Vergi sisteminde yapılan düzenlemeler, sermaye kesimlerini koruyan ve emekçileri hedef alan bir yapıya dönüşmüş durumda. Bu tablo, vergi adaletsizliğini çözmek yerine daha da derinleştirdi.

Devletin ocak-kasım döneminde yaptığı faiz ödemeleri de dikkat çekici boyutlara ulaştı. Toplamda 1.2 trilyon TL faiz ödemesi yapılırken, bu kalemdeki artış oranı yüzde 89 oldu. Faiz giderlerindeki bu artış, kamu kaynaklarının büyük bir kısmının borç ödemelerine harcandığını ve sosyal harcamalar ile altyapı yatırımlarından kesintiler yapıldığını ortaya koyuyor.

Vergi Adaletsizliği ve Emekçiler Üzerindeki Etkisi

Türkiye’nin mevcut vergi sistemi, gelir eşitsizliğini artıran bir mekanizma olarak işliyor. Ücret ve maaşlı çalışanlardan alınan vergilerin hem doğrudan hem de dolaylı yollarla artması, düşük gelirli kesimlerin yaşam standartlarını daha da düşürüyor.

Evrensel gazetesi yazarı ve ekonomist Uğur Ökdemir’in bu konudaki yorumu, tabloyu özetliyor:

“Vergi adaletsizliği sadece ekonomik bir sorun değil, aynı zamanda bir demokrasi krizidir. Sermaye kesimlerinin korunması, toplumsal refahı baltalayan bir uygulamadır.”

Adil Bir Vergi Reformu Mümkün Mü?

Ekonomistler, Türkiye’nin vergi sisteminde köklü bir reforma ihtiyacı olduğunu vurguluyor. Bu reformun, dolaylı vergiler yerine doğrudan vergilere odaklanması ve sermayeden alınan vergi oranlarının artırılması gerektiği belirtiliyor. Ayrıca, işçi ve emekçiler üzerindeki vergi yükünün hafifletilmesi, sosyal devlet anlayışının gereği olarak öne çıkıyor.
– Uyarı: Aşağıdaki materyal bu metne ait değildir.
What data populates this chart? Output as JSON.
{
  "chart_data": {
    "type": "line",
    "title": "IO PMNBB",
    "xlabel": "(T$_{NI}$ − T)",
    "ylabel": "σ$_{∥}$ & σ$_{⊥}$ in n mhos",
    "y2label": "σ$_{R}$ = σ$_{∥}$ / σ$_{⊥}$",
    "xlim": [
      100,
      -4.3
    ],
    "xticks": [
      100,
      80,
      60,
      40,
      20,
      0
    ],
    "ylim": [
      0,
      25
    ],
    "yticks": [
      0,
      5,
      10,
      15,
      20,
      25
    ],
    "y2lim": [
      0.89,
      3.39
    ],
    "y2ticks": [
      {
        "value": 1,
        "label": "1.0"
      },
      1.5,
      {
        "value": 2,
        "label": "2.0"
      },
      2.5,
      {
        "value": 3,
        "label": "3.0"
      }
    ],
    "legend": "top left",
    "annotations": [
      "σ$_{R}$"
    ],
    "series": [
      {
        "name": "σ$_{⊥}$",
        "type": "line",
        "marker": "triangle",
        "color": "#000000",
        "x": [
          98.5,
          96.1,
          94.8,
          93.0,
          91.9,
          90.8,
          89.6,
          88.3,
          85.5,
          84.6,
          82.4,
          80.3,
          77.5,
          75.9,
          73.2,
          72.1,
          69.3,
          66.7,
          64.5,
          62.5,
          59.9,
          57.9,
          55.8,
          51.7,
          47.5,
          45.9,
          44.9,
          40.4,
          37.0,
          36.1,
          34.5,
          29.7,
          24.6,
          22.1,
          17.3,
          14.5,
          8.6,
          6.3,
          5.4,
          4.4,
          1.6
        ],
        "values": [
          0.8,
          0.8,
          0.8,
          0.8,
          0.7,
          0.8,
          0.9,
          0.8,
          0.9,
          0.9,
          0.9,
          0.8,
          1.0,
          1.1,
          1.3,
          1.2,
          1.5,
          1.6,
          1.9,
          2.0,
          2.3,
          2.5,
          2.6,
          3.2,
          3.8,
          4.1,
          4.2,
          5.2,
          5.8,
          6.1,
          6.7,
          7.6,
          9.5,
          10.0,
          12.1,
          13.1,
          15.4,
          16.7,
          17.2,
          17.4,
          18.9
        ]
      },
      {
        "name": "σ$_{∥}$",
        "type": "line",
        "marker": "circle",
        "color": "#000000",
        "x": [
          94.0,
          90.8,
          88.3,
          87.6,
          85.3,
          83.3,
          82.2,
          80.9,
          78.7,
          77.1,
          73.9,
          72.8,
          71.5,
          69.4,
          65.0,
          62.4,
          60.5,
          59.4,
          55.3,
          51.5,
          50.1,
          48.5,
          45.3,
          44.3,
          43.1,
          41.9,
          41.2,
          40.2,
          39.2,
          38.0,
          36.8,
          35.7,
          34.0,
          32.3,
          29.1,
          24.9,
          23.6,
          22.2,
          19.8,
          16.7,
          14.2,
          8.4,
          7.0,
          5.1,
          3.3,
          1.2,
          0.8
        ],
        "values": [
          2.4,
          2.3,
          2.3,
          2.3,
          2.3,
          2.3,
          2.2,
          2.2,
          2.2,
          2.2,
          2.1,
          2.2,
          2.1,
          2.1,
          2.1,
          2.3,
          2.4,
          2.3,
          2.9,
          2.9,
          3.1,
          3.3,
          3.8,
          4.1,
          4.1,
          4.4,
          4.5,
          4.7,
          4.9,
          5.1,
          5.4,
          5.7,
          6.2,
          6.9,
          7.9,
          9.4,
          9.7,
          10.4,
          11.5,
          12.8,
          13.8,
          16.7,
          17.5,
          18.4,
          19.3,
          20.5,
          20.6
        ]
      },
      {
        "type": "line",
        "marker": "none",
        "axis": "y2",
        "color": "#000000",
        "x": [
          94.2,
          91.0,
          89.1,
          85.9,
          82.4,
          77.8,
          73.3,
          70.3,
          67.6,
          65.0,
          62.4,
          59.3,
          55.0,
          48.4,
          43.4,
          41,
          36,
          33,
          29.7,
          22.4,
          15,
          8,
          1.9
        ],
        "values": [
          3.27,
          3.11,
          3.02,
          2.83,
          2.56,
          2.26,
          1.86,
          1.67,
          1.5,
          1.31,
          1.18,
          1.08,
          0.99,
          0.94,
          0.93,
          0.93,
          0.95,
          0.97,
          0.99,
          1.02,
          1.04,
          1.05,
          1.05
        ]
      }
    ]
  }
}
Vergi adaletsizliği, sadece bir maliye politikası sorunu değil; toplumsal eşitsizliğin temel nedenlerinden biri. Bu sistemin sürdürülebilir olmadığı her geçen gün daha net ortaya çıkıyor. Ancak, hükümetin bu konuda nasıl bir adım atacağı belirsizliğini koruyor.